In June 1977, the Government of India set up a high-powered Expert Committee on Companies and MRTP Acts under the Chairmanship of Rajinder Sachar with terms of reference to:
(i) Consider the provisions of the Companies Act and MRTP Act and
(ii) To suggest measures participation in management and share capital of companies can be brought about. The Sachar Committee submitted its report in August 1978.
Meanwhile, the Janata Government also set up a "Committee Workers’ Participation Management and Equity" in September 1977 under the Chairmanship of Ravindra Varma the then Union Minister of Labour. The Committee consisted of 18 members representing Central Organisations of trade unions and employers and some of the States and professional institutions of management.
The strength of Committee increased to 21 by nominating three additional members in January 1978. The terms of reference of the Committee were to consider, among other things, the need for a statutory scheme for workers’ participation in management. The Committee was also to study and recommend an outline of a comprehensive scheme of workers participation at different levels of management in industrial establishments and undertakings.
The Committee submitted its report to the Government in March 1979. The report showed that the majority of the members favoured adoption of a three-tier system of participation, viz., at the shop, plant and corporate or board levels.
However, the employer of private sector did not favour board or corporate level participation in management. It also recommended to enact legislation on workers participation in management covering all undertakings, be public or private, employing 500 or more workers.
The Government accepted the recommendations made by the 21-Member Committee on Workers’ Participation in Management and Equity. Based on a review of the working of the various schemes of workers’ participation in management and experiences so gamed the Government formulated and notified a new comprehensive scheme on a voluntary basis for ‘Workers’ Participation in Management’ on 30th December, 1983.

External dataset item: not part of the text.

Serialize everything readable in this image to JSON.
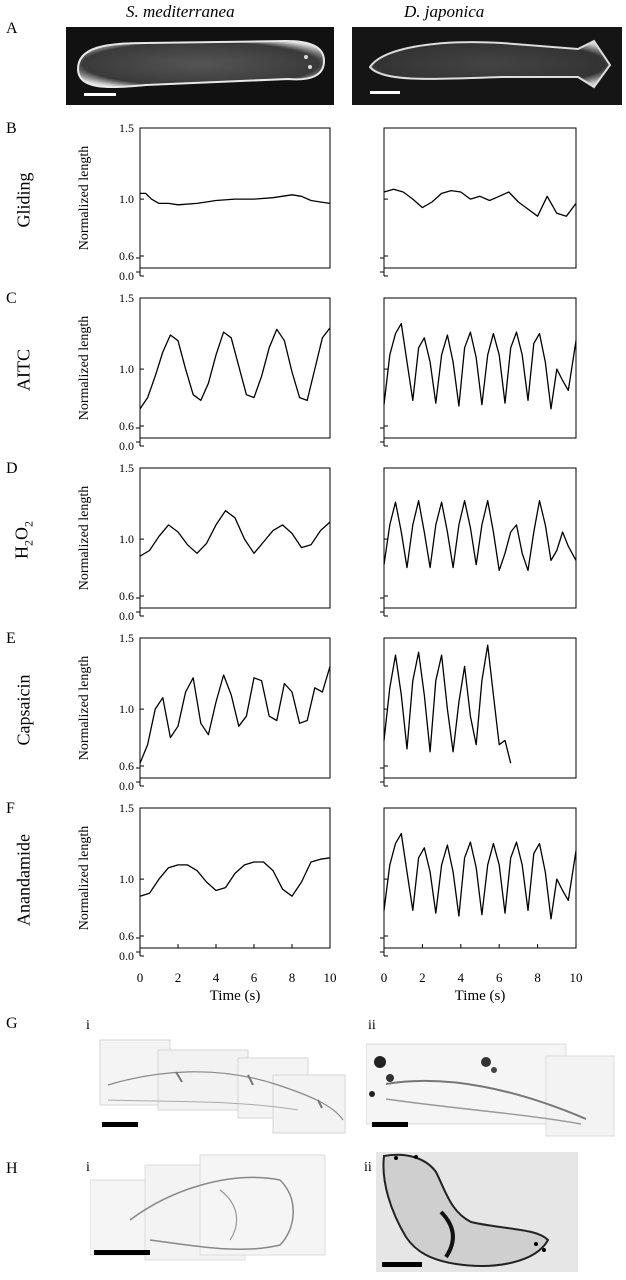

The salient features of the scheme were:
1. The scheme will be non-legislative.
2. It will apply to all central public sector enterprises, except those specifically exempted.
3. It envisaged constitution of bipartite forums at shop and plant levels.
4. The mode of representation of workers representatives was to be determined by consultation with the concerned unions.
5. A wide range of work related issues were brought within the ambit of the councils.
However, a host of constraints such as multiplicity of unions, inter-union rivalry, lack of proper knowledge on the part of workers about the scheme, etc., served as stumbling blocks in the successful working of the scheme.
Separation of judiciary from executive
Article 50 lays emphasis to separate judiciary from executive. But in practice we find that the executive also exercises the powers of judiciary as in appointment of judges. (Articles 124, 126 & Article 127). The legislative (either House of Parliament) also exercises judicial function in removal of President (Article 56) in the prescribed manner. Judiciary also exercises legislative power; High Court and Supreme Court are empowered to make certain rules legislative in character. Whenever High Court or the Supreme Court finds a certain provision of law against the Constitution or public policy it declares the same null and void, and then amendments may be incorporated in the Legal System. Some time High Court and Supreme Court formulate the principles on the point where law is silent. This power is also legislative in character.